If you are trying to understand cancer treatments, you may benefit from speaking to people who already understand them, and can answer your questions in ways that help nurture your understanding. If you want to learn how to solve physics problems, you may benefit from a patient and imaginative teacher who can suggest different ways of seeing the situation, until one of them works for you. So when you are trying to understand something that you can't explore all by yourself, you might try to find people who already understand it and will describe what they have seen or learned in a way that relate, metaphorically, to things you already know through your life experience.
Different kinds of metaphors:
If no one has invented the tools or techniques yet for directly exploring a particular subject, the next best thing is to use current knowledge (from direct experience of whatever we can study) to make educated guesses (using our best metaphors) about what we would find if we could explore the unexplorable system. And for this to be realistic, the guesswork has to somehow tie-in to things that are directly observable. This is called modelling, in the sense of making a model of something (a useful metaphor, no?). By relating to things that are directly observable, models can be used to make predictions - which can then be tested. By testing the predictions made by different models, researchers can choose the one that works the best. However, even the best models are still just models. The observations that inspire them are good solid real-world knowledge, but the models are just guesses, imaginary sketches of what something would look like if we could really see it.
When we learn about the phenomenon we call gravity, we are taught that things fall to the earth because they are "pulled" by the "force" of gravity. Pushing and pulling are things we understand with our real world experience. We talk about the effort expended when we push or pull on something as the amount of "force" we apply.
By calling gravity a "force", Isaac Newton (who first described gravity) was able to metaphorically explain something invisible in terms of things we all understand. He created mathematical equations that accurately predicted the accelaration of falling objects, and suggested that objects fall because they are being pulled by a force, which he called gravity.
Scientists have been following his lead for centuries, inventing creative metaphors to describe things that are difficult to understand. There was a time when they talked about heat as if it was an invisible weightless fluid called "caloric" that "flowed" from hot objects to cooler objects. Some physicists prefer to use the metaphor of tiny invisible "strings" instead of the metaphor of tiny invisible "particles" to describe the fundamental "building blocks" of the universe. String theory advocates explain what we observe in terms of the "vibrations" of the tiny invisible strings. Quantum physicists explain the world in terms of tiny particle like "packets" of energy that are waves or particles depending on how you look at them...

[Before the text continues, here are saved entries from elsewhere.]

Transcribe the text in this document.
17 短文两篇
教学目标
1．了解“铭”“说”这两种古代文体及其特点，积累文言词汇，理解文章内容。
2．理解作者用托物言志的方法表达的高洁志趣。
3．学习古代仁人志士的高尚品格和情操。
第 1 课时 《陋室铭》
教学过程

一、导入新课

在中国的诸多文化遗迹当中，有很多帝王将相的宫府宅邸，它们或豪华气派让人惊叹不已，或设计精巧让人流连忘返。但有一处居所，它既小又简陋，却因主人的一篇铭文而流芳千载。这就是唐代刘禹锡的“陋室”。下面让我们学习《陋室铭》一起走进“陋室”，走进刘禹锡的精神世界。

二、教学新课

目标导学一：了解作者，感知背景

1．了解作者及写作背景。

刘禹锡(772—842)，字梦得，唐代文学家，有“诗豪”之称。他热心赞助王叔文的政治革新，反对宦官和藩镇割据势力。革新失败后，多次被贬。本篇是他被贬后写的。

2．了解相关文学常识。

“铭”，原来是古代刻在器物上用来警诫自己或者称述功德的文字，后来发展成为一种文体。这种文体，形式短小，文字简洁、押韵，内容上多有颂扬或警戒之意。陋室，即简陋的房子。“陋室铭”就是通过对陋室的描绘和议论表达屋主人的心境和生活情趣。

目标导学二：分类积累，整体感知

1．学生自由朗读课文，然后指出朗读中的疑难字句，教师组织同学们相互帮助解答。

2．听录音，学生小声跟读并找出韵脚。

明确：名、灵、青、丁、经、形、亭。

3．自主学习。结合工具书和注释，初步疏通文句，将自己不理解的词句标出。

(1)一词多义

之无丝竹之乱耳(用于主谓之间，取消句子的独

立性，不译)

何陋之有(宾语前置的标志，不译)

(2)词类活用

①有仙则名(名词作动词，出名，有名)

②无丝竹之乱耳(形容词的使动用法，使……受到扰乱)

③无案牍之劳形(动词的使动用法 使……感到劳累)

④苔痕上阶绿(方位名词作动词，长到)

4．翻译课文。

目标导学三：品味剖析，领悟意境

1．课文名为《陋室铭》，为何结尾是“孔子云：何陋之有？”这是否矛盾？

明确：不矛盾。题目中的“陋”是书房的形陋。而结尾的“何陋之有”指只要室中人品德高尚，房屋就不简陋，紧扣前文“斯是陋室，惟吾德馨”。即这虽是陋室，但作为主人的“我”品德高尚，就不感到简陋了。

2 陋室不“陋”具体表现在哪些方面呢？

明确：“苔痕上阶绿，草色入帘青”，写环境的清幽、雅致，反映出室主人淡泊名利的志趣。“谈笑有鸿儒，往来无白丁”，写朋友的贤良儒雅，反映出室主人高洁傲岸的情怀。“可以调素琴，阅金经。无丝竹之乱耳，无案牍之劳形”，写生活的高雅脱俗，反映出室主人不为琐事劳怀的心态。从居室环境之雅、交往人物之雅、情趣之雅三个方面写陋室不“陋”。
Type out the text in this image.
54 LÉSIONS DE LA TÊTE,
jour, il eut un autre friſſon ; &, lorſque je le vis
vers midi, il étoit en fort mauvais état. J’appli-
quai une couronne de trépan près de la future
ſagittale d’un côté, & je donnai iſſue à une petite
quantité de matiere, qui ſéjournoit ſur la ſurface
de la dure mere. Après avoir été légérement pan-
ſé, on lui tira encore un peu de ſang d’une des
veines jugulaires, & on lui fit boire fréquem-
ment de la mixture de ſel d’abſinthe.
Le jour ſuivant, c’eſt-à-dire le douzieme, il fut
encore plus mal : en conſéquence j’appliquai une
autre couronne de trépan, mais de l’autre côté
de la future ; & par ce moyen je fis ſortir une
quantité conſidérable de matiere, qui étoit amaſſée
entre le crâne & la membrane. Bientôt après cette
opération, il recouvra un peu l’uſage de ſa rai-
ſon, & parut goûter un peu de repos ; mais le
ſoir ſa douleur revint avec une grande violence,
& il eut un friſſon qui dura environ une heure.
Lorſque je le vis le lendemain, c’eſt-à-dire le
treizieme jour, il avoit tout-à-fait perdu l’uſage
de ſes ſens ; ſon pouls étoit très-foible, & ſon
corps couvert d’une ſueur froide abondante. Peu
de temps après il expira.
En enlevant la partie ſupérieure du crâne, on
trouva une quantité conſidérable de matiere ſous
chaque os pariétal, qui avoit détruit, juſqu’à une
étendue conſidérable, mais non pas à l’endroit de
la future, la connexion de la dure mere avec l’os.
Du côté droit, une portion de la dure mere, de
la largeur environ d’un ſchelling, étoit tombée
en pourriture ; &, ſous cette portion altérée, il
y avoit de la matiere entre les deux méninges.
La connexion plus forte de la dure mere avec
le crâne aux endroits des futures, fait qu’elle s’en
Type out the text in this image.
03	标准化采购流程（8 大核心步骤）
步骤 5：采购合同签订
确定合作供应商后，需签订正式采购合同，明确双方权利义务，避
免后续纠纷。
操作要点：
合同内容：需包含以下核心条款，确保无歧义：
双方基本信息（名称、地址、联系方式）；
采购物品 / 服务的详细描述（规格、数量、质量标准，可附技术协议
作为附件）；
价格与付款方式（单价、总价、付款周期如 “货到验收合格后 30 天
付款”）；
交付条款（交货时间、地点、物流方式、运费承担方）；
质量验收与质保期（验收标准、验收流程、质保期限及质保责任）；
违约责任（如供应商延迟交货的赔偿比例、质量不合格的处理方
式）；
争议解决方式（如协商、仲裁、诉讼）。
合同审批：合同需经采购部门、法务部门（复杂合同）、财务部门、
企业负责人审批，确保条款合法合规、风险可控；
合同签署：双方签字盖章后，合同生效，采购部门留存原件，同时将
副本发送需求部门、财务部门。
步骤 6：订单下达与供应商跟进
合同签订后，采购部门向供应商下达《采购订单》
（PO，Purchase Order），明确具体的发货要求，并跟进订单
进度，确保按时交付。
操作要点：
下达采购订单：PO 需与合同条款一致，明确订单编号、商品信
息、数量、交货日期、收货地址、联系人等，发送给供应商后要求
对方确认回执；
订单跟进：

The point with all these different ways of understanding the world around us is that they are METAPHORS. You can't see a sub-atomic wave-particle, and you can't see a sub-atomic vibrating string.
What they have done is come up with a new, and statistically useful, model. It may help make predictions. It may even help us work with invisible wave-particles... But it doesn't uncover anything. Instead, it organizes our observations according to an imaginary framework that is new and exciting for us.
In summary, so far:
- The origin of all knowledge is sensory experience.
- Things that cannot be directly experience are conceptualized in terms of things that can be (with metaphors).
- Special metaphors called models are used to make predictions about things that can be experienced, and when they work the models are used AS IF they represent knowledge of real things.